KURAN’IN BİLİMSELLİĞİ


Kuran, müslümanlar tarafından “Allah’ın sözü” olduğuna inanılır ve doğal olarak değişmez ve yanlışsız olduğu kabul edilir. Bu, şöyle bir durumu ve kabulü zorunlu kılar: Kuran değişmez ve doğru “Allah sözü” olduğuna göre, tüm zamanlara hitap eder. Çünkü Allah, bundan 1400 yıl öncenin Allahı değil, tüm zamanların ve tüm evrenin, alemlerin Rabbıdır. Bu nedenle Kuran, Allah’ın tüm zamanlara hitap eden, tüm zamanlarda geçerli, evrensel sözleridir. O sözler, tüm zamanlarda ve evrenin her noktasında geçerlidir, yanlışsızdır.


Evet, bu nitelikleri taşıyan bir tanrının sözü, böyle olmalıdır. Gerçekten onu 1400 yıl sonra da, 14 bin yıl sonra da okuyan herhangi bir insan, bir filozof, bir bilim adamı ya da sade bir dünyalı ya da uzaylı yadırgamamalı, inkar edememeli ve tartışılmaz gerçekler konusunda okuduklarıyla aklını şüpheye düşürmemelidir. Peki, Kuran gerçekten böyle bir kitap mıdır? Yazıldığı bundan yaklaşık 1400 yıl öncesinde, hatasız, gerçek ve doğru gibi görünen bazı tasvir ve tanımların bugünün insanının bilgileriyle kıyaslandığında nasıl göründüğüne yine Kuran’a söz tanıyarak bir bakalım:


(Kehf.86: Nihayet güneşin battığı yere varınca, onu kara bir balçıkta batar buldu. Onun yanında (orada) bir kavme rastladı. Bunun üzerine biz: ey Zülkarneyn! Onlara ya azap edecek veya haklarında iyilik etme yolunu seçeceksın, dedik.)
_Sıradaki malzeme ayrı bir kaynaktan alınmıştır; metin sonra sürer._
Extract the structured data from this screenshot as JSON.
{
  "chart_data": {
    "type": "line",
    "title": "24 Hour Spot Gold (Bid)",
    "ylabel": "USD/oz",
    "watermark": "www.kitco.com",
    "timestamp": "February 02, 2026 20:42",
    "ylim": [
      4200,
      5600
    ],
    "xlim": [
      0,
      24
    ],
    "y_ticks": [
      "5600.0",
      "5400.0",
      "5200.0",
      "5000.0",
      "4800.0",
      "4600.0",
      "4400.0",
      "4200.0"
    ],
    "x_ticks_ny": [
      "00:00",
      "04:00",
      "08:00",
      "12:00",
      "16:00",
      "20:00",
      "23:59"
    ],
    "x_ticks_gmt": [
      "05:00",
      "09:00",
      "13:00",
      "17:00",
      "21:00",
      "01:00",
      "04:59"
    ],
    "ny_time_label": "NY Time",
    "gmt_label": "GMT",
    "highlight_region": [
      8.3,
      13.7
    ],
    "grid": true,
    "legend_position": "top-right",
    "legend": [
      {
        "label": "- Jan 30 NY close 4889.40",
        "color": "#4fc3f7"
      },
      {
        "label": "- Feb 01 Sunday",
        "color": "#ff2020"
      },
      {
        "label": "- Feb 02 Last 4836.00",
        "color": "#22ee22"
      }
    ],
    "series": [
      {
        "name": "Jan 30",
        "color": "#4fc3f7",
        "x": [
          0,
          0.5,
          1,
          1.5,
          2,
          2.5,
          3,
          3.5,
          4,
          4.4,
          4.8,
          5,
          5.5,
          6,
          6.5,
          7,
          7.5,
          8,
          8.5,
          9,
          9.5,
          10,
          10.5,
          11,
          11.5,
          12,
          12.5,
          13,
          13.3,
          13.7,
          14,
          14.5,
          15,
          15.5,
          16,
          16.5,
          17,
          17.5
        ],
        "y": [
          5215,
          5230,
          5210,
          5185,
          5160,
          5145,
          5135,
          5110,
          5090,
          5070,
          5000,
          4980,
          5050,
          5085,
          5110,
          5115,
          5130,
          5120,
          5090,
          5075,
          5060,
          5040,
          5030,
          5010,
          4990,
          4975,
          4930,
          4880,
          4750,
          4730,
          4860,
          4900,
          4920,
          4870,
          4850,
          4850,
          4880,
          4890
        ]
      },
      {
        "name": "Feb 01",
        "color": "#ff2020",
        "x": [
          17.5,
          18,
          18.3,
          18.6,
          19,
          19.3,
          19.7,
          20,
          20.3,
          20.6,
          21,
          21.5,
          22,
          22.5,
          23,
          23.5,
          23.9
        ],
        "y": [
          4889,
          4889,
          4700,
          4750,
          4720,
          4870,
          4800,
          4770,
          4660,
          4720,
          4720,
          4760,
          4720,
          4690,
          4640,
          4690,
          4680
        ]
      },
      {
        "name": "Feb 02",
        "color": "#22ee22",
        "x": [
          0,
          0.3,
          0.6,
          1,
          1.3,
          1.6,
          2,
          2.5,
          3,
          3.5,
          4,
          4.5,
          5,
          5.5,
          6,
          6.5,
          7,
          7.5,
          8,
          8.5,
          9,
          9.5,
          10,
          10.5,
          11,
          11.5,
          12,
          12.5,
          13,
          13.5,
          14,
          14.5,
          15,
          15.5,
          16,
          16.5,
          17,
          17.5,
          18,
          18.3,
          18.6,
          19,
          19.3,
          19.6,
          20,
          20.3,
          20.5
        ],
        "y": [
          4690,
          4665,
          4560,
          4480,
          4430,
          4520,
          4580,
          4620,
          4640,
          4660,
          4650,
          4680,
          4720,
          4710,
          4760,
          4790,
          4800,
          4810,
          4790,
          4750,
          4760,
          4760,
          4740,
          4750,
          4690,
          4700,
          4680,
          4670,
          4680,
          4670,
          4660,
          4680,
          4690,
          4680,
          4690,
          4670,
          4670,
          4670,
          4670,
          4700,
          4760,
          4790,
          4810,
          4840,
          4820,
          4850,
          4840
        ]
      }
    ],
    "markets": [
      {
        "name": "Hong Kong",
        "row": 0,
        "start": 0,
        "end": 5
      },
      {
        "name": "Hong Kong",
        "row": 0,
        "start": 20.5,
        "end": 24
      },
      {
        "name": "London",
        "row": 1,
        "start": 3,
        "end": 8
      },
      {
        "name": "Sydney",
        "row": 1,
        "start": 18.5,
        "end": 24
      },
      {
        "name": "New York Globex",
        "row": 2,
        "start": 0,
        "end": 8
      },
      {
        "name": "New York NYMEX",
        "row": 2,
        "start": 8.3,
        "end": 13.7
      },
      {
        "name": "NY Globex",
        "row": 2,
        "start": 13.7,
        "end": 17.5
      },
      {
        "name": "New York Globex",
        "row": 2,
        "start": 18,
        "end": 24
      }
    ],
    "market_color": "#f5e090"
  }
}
(Kehf.90: Nihayet güneşin doğduğu yere ulaşınca, onu öyle bir kavim üzerine doğar buldu ki, onlar için güneşe karşı bir örtü yapmamıştık.)

Bu iki surede görüldüğü gibi Allah, Zulkarneyn’in başından geçen tecrübeleri ve ona söylediği sözleri aktarmaktadır. Zülkarneyn’in, güneşin battığı yere vardığını ve onun kara bir balçığa battığını gördüğünü anlatmaktadır. Bir kaç ayet sonra da Zülkarneyn güneşin doğduğu yere gitmiştir ve onu doğarken görmüştür.


Bugün bilimin kanıtlamış olduğu ve bildiğimiz, kabul ettiğimiz gerçeklerle ve bilgimizle bu iki ayete bakarsak, bunların dünyanın düz olduğunu zanneden ve güneşin dünyanın bir yanından (ucundan) doğup, diğer yanına doğru hareket ettikten sonra o yanından (ucundan) battığını, güneşin doğduğu ve battığı iki yer olduğunu düşünen biri tarafından yazılmış olduğunu anlamakta güçlük çekmeyiz. Dünyayı, güneşi ve evreni yaratan tanrı herhalde böyle bir hata yapmaz, evrensel ve zamanlar üstü olması gereken kitabını böyle bir yanlış bilgiyle sakatlamazdı.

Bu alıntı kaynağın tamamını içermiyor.